In summary, the further away the ROC curve is from the diagonal line and the closer to the top left corner, the better the model's performance.

Dataset Info

Each model is trained using its own distinct section of all available data. Our aim is to distribute the MRI features as efficiently as possible. We ensure each patient's data is only found in one category, either training, validation, or testing. This is critical as some patients may have multiple scans, and having these scans in different categories could lead to misleading results and a false appearance of high performance.

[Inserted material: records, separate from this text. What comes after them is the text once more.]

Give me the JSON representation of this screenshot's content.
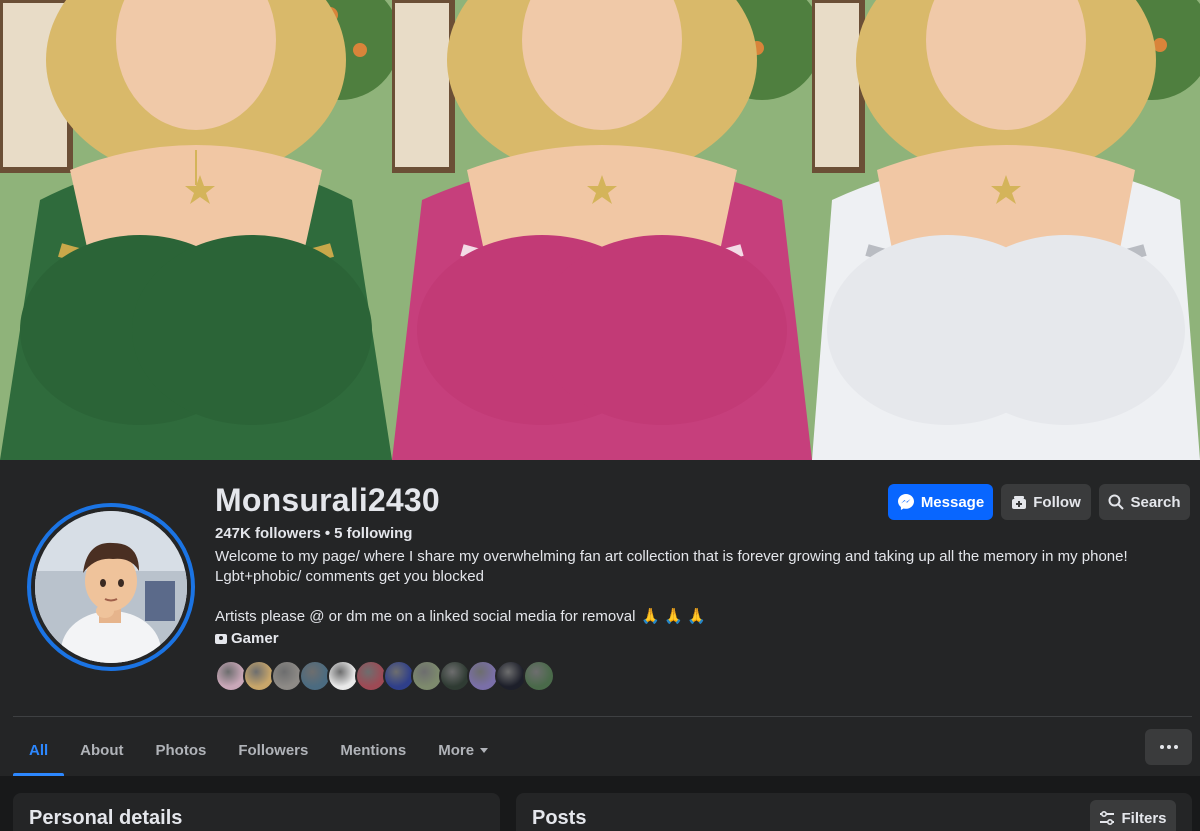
{
  "profile": {
    "name": "Monsurali2430",
    "followers": "247K followers",
    "following": "5 following",
    "separator": "•",
    "bio_line1": "Welcome to my page/ where I share my overwhelming fan art collection that is forever growing and taking up all the memory in my phone!",
    "bio_line2": "Lgbt+phobic/ comments get you blocked",
    "bio_line3": "Artists please @ or dm me on a linked social media for removal",
    "bio_emoji": "🙏 🙏 🙏",
    "category": "Gamer"
  },
  "buttons": {
    "message": "Message",
    "follow": "Follow",
    "search": "Search",
    "filters": "Filters"
  },
  "tabs": [
    "All",
    "About",
    "Photos",
    "Followers",
    "Mentions",
    "More"
  ],
  "sections": {
    "personal_details": "Personal details",
    "posts": "Posts"
  },
  "colors": {
    "accent": "#0866ff",
    "active_tab": "#2d88ff",
    "surface": "#242526",
    "background": "#18191a"
  },
  "follower_avatar_colors": [
    "#c9a7b8",
    "#c8a66a",
    "#8d8a86",
    "#4b6b80",
    "#e9e9e9",
    "#9e4a55",
    "#2f3f8a",
    "#7d8a6d",
    "#2f3b33",
    "#7a6fa8",
    "#1d1f2a",
    "#4a6a4a"
  ]
}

Imbalanced Data Based on Healthy or Demented

imbalanced data

We aim to keep the data for each category (training, validation, and testing) imbalanced.

This makes the model more realistic and helps avoid 'overfitting', which is a problem where results are exaggerated due to a certain modeling approach. Balancing data could also skew results.

Unique Subjects

Unique Subjects

Since a subject can have more that once scans taken during different periods we have developed specialized algorithms to assure the maximum possible diversity in all the subsets used for training, validation and testing.

In the example that we see here we can see that for the training set we are using 251 unique healthy subjects (that they result to 416 scans) and 48 unique demented (that they resutl in 278 scans). Similarly the valued for the valiation are 38 - 10 (45-30) and 28 -11 (31-21)

Selected Slices

From each MRI scan, the slices that are useful for the model come from a specific set. This set includes the three middle slices and two slices from either side of the middle. Therefore, the maximum number of applicable slices is nine. However, we can use any combination of these slices, and we have the potential for 2^9 (or 512) different combinations.

Selected Slices Image

To help visualize this, we've provided a sample image that presents the nine possible slices. In this image, the slices that aren't being used are left blank, while the slices that are being used have sample data on them.

In the example image, the model takes an array of slices from the MRI as input. Specifically, we are using five slices: one middle slice for the sagittal view, and three slices - top, middle, and bottom- for the coronal view. It's worth noting that we aren't using any slices from the axial view in this example.

Training History

A graphical representation of a classifier's training includes:

  • accuracy
  • loss
  • validation accuracy
  • validation loss
Training History

Accuracy reflects how often the model makes correct predictions.

Loss tells us how far off these predictions are.

As training progresses, we ideally want accuracy to go up and loss to come down.